The procedural contradictions in SECP’s statement compound concerns. While denying receipt of DAC invitations, the commission simultaneously acknowledges that the matter will proceed to DAC review. The reference to July 2025 PAC decisions favoring SECP raises questions about why similar issues resurface if previously settled conclusively.
SECP’s market-driven justification for compensation packages reflects private sector thinking inappropriately applied to public institutions. The emphasis on “exceptional expertise” and “market competitiveness” suggests the regulator views itself as exempt from federal pay scale discipline, creating potential conflicts with broader government compensation policies.
The constitutional implications extend beyond SECP. By challenging AGP authority so directly, the market watchdog risks encouraging other statutory bodies to resist audit oversight. This could systematically weaken the constitutional audit framework designed to ensure public sector accountability.
The immediate impact affects public confidence in regulatory transparency. SECP oversees capital markets worth trillions of rupees, making institutional credibility paramount. Public confrontation with the constitutional audit authority damages its credibility precisely when market confidence requires strengthening.
The regulator’s promise to “share perspective before media reporting” rings hollow given their subsequent communication pattern. Despite repeated attempts by some reporters to know the SECP’s stance, the commission has maintained complete silence, contradicting its stated commitment to transparency and open communication.
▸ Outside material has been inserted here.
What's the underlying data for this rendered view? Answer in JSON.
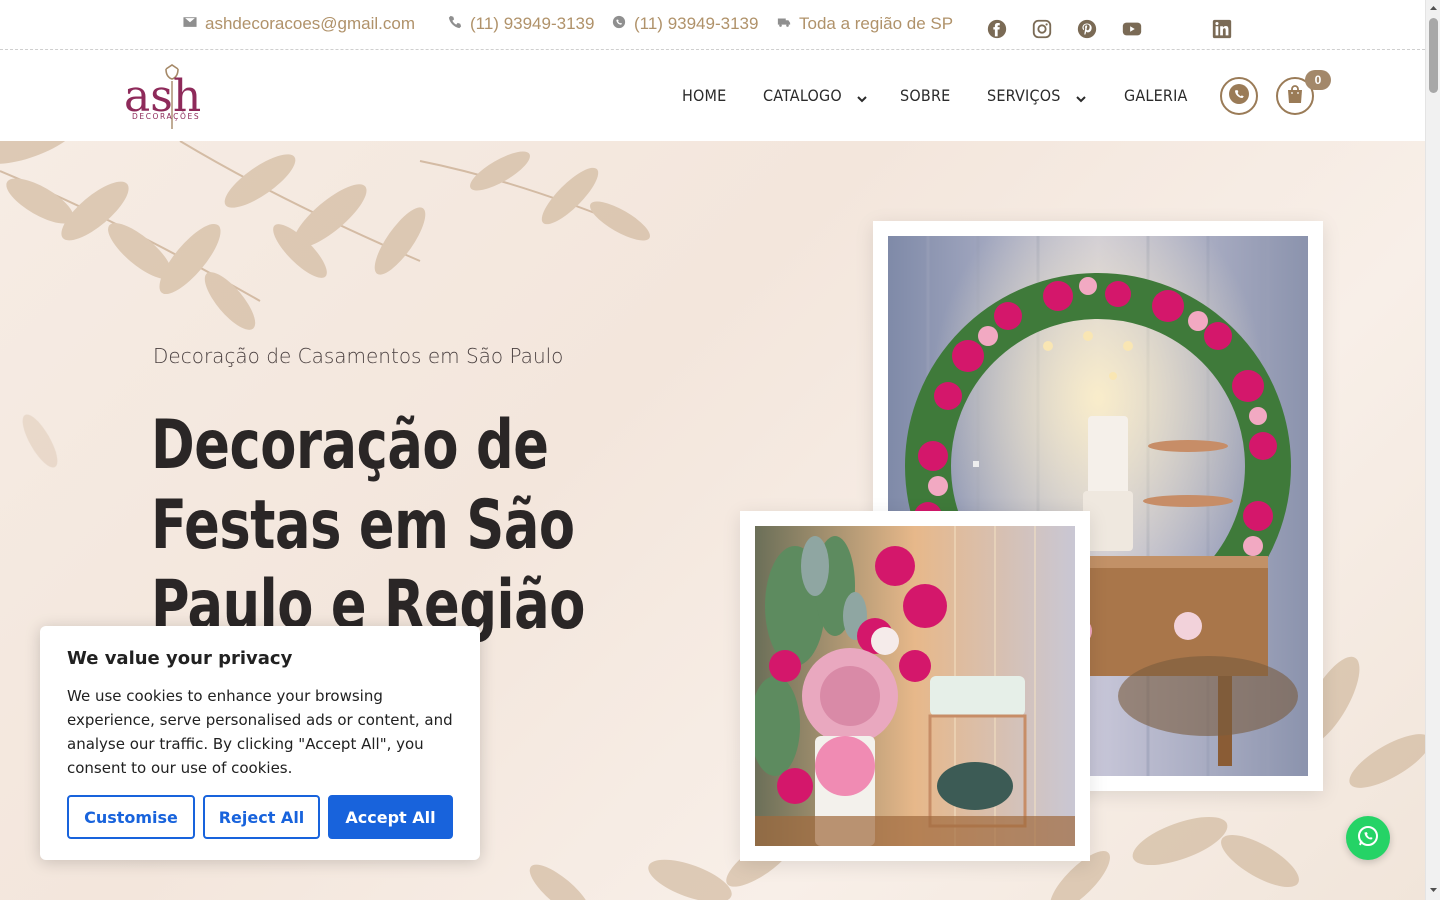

This silence becomes particularly problematic when SECP simultaneously criticizes the media for “imbalanced reporting” while refusing to provide balanced perspectives when directly approached. The contradiction exposes institutional inconsistency between public relations rhetoric and actual media engagement practices.
SECP’s unprecedented rebuttal ultimately undermines both its own institutional standing and Pakistan’s broader accountability architecture, setting a dangerous precedent that threatens constitutional audit authority while demonstrating the very communication failures it publicly criticizes.